The government on Thursday approved five foreign direct investment proposals worth Rs6,050.10 crore, including Cadila Healthcare Ltd's Rs5,000 crore fresh equity infusion under FDI route through qualified institutional placement.
The approvals have been granted on the basis of recommendations of the Foreign Investment Promotion Board (FIPB) at its meeting held on 21 December 2015.
The five FDI proposals approved on Thursday include Sai Life Sciences Ltd's proposal for transfer of shares held by Alpha TC Holdings Pte Ltd to its wholly owned subsidiary Alpha FDI Holdings Pte Ltd and deletion of condition of compounding by the Reserve Bank of India imposed in the approval letter dated 14 August 2015. The proposal involves no fresh foreign investment.
Approval has also been granted to pharmaceutical firm Recipharm Participation BV to incorporate a wholly-owned subsidiary in India to engage in the business of investing in other companies and for making downstream investment through the WoS in an existing pharmaceutical manufacturing company, Nitin Lifesciences Limited by buying out shares from the promoters thereby increasing foreign equity to 74%. The proposal involves foreign investment worth Rs1,050 crore.
Health Media Publishing Private Ltd has been granted approval for transfer of its 99.90 per cent shares currently held by NRI investor Ajit Patel to Wellness Technology and Media Private Ltd, UK. The proposal involves no fresh foreign investment.
Buimerc Core Investments Private Limited has been granted approval for transfer of 100 per cent equity shares of NRI investors and resident investors to Buimerc Corporation FZE, involving foreign investment of Rs10 lakh.
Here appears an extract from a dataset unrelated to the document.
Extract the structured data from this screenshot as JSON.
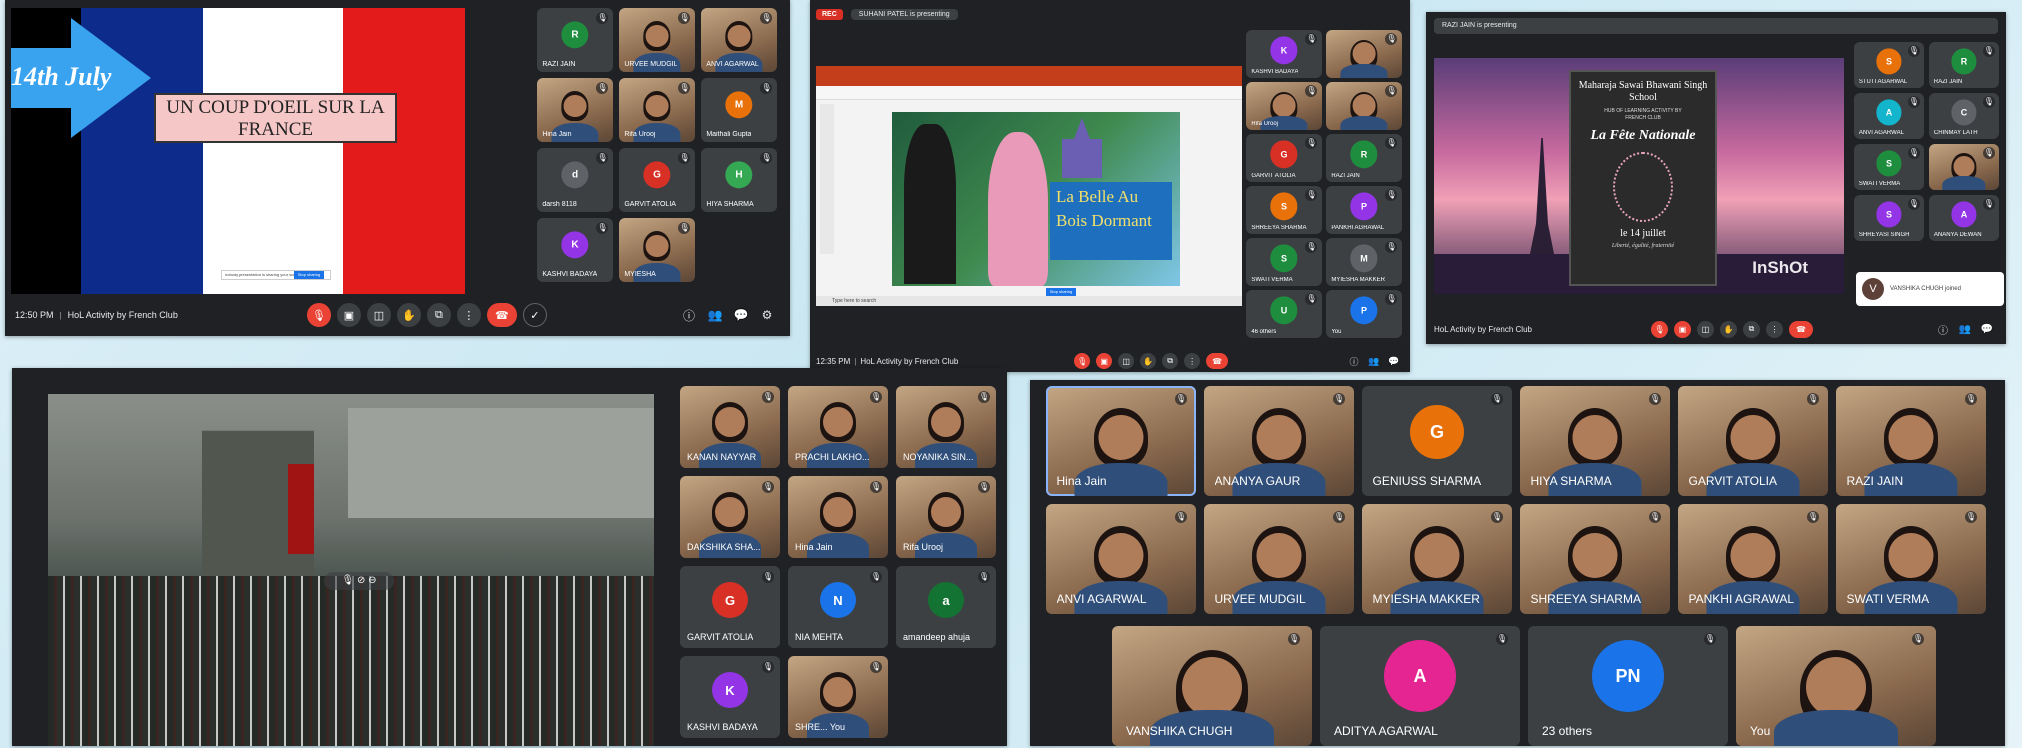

Decision on six FDI proposals have been deferred. These include:
- Mining firm Gulf Quarry General Trading FZC's proposal for investment in a new factory in Amritsar for crushing of gypsum rocks to make gypsum powder, manufacturing of gypsum board etc in an Indian company which is yet to be incorporated;
- Financial services firm International Asset Reconstruction Company Private Limited's proposal for purchase of its shares by KKR India Reconstruction Pte Ltd Singapore, thereby increasing the foreign equity from 58.75 per cent to 78.96 per cent;
- Raheja QBE General Insurance Company Limited's proposal for transfer of 23 per cent shares currently held by Prism Cement Limited to QBE Asia Pacific Holdings Limited, Hong Kong, thereby increasing the foreign shareholding in the company from 26 per cent to 49 per cent;
- Equitas Holdings Private Limited's proposal for undertaking an IPO in accordance with the provisions of the SEBI ICDR 2009. The issue comprises a fresh issue and an offer for sale of equity shares by certain existing shareholders to eligible non-resident investors, including FIIs/FPIs/NRIs;
- HSBC Securities and Capital Markets (India) Private Limited's amended proposal for merger of the FIPB approval letters for incorporating a wholly owned subsidiary, which will act as a trustee company to HSBC Mutual Fund and a proposal for HSBC InvestDirect Financial Services(India) Limited, (WoS of HSBC Invest Direct (India) Ltd) to engaged into additional activities (NBFC); and
- Holcim (India) Private Limited's proposal for sale of 24 per cent stake in Ambuja Cements Ltd held by its holding company, Holcim (India) Pvt Ltd by the latter's holding company Holderind Investments Ltd (NR) and subsequent reverse merger through a share swap.
The commerce ministry also partly approved proposals by MPC Rhine River Limited to sell and transfer its shareholding in AKME Rhine River Projects Private Limited to a third party buyer, whether resident or non- resident, whether directly or indirectly, and/or transfer the construction development project being undertaken by AKME Rhine River Projects Private Limited to a third party buyer, whether resident or non- resident without any further requirement of government approval upon identification of the third party buyer.
The ministry rejected the proposals by Mokeme Chiwetal Izuchukwu of Nigeria for setting up a Limited Liability Partnership (LLP) in India for cash and carry wholesale trading/wholesale trading (including sourcing from MSEs) and construction company Lanarth Developers Private Limited's proposal for extension of period of redemption for 10,80,000 (11.25 per cent) preference shares of Rs100 issued to its existing foreign shareholder Baniyas International Private Limited maturing on 30 March 2015 by three years i.e. on and up to 30 March 2018.
The following proposals were not brought before the FIPB:
- Proposals by Elanco India Private Limited for further foreign investment of $5 million to $10 million over the next 2 to 3 years from its existing shareholders (via a rights issue), ie, Elanco Nederlands Holding BV and Lilly Nederlands Holding BV at regular intervals in tranches;
- Datamark Prodapt India BPO Private Limited's proposal for change into its designated partner who has acquired 0.02 per cent of shares of the company resulting in change in the shareholding pattern of the company; and
- Volvo Asset Finance lndia Pvt Ltd's proposal to offer operating lease to its customers, for which company has been advised to seek FIPB approval.